There has been very little action taking place around the league in recent days, but July 10 will bring a minor event that could eventually have some relevance for Patriots fans: the annual supplemental draft.

Every year since 1977 the NFL has held a supplemental draft for players who for a various reasons missed out on the deadline to declare for the regular draft or had suddenly found their college eligibility expired.

NFL.com's Gil Brandt recently had an interesting piece with some background on the subject, citing former Notre Dame running back Al Hunter as the first supplement pick (by Seattle in 1977).

Since then, 32 players have been chosen over a span of 26 drafts. The process is simple: the teams pick in the same order as they did in April, with each club deciding whether they want to select a player. The process continues through each round (1-7) and teams can use all, some or none of their picks.

If a team uses its first-round pick, it loses its first rounder in the subsequent draft. For example, the Patriots took cornerback J'Juan Cherry in the fourth round in the 1999 supplemental draft. That meant New England forfeited its fourth-round pick in the 2000 draft.

Over the years there have been eight first-round selections. Included among that group are big-name players such as quarterbacks Bernie Kosar and Steve Walsh, linebacker Brian Bosworth and wide receiver Rob Moore.

This year's crop is made up of six players: Defensive tackle Jason Cedeno of Northeastern Oklahoma State, defensive ends Earl Cochran (Alabama State) and Noah Happe (Oregon State), running back Tony Hollings of Georgia Tech and wide receivers Donovan Morgan (Louisiana-Lafayette) and Brad Pyatt (Northern
Colorado).

The most intriguing name (both overall and for the Patriots) is Hollings. The former defensive back successfully made the switch to running back and was shredding opposing defenses through four games until he tore his ACL and missed the rest of the season.
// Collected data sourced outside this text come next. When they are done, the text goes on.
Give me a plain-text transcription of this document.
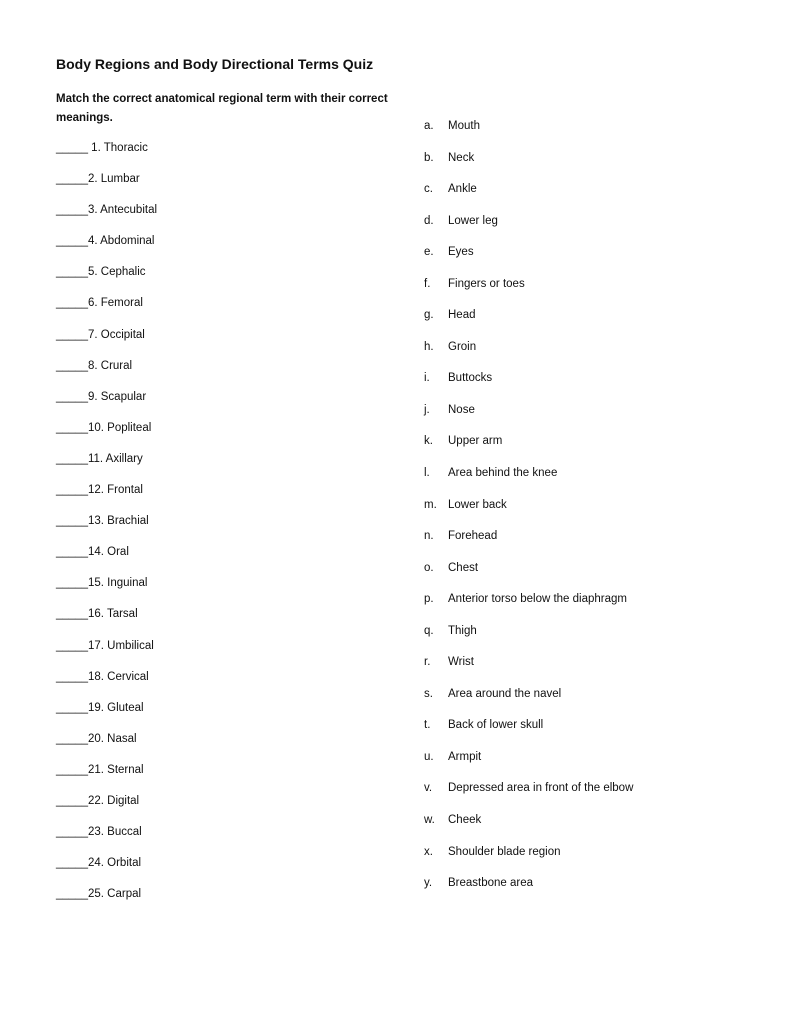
Body Regions and Body Directional Terms Quiz
Match the correct anatomical regional term with their correct meanings.
_____ 1. Thoracic
_____2. Lumbar
_____3. Antecubital
_____4. Abdominal
_____5. Cephalic
_____6. Femoral
_____7. Occipital
_____8. Crural
_____9. Scapular
_____10. Popliteal
_____11. Axillary
_____12. Frontal
_____13. Brachial
_____14. Oral
_____15. Inguinal
_____16. Tarsal
_____17. Umbilical
_____18. Cervical
_____19. Gluteal
_____20. Nasal
_____21. Sternal
_____22. Digital
_____23. Buccal
_____24. Orbital
_____25. Carpal
a.	Mouth
b.	Neck
c.	Ankle
d.	Lower leg
e.	Eyes
f.	Fingers or toes
g.	Head
h.	Groin
i.	Buttocks
j.	Nose
k.	Upper arm
l.	Area behind the knee
m. Lower back
n.	Forehead
o.	Chest
p.	Anterior torso below the diaphragm
q.	Thigh
r.	Wrist
s.	Area around the navel
t.	Back of lower skull
u.	Armpit
v.	Depressed area in front of the elbow
w.	Cheek
x.	Shoulder blade region
y.	Breastbone area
According to Brandt, at just a hair below 5-11 and 223 pounds with 4.47 speed, Hollings possesses the speed/power combination that NFL personnel men love. In just four games he had 92 carries for 633 yards and a mind-boggling 11 touchdowns.

The Patriots backfield is getting to be crowded with the addition of Michael Cloud, but Hollings might be worth taking a gamble on. Antowain Smith will almost surely carry the bulk of the load in 2003 but if Hollings proves he's recovered from the injury he could be a long-term alternative. If the Patriots could get him with a fifth- or sixth-round pick, he might turn out to be a steal.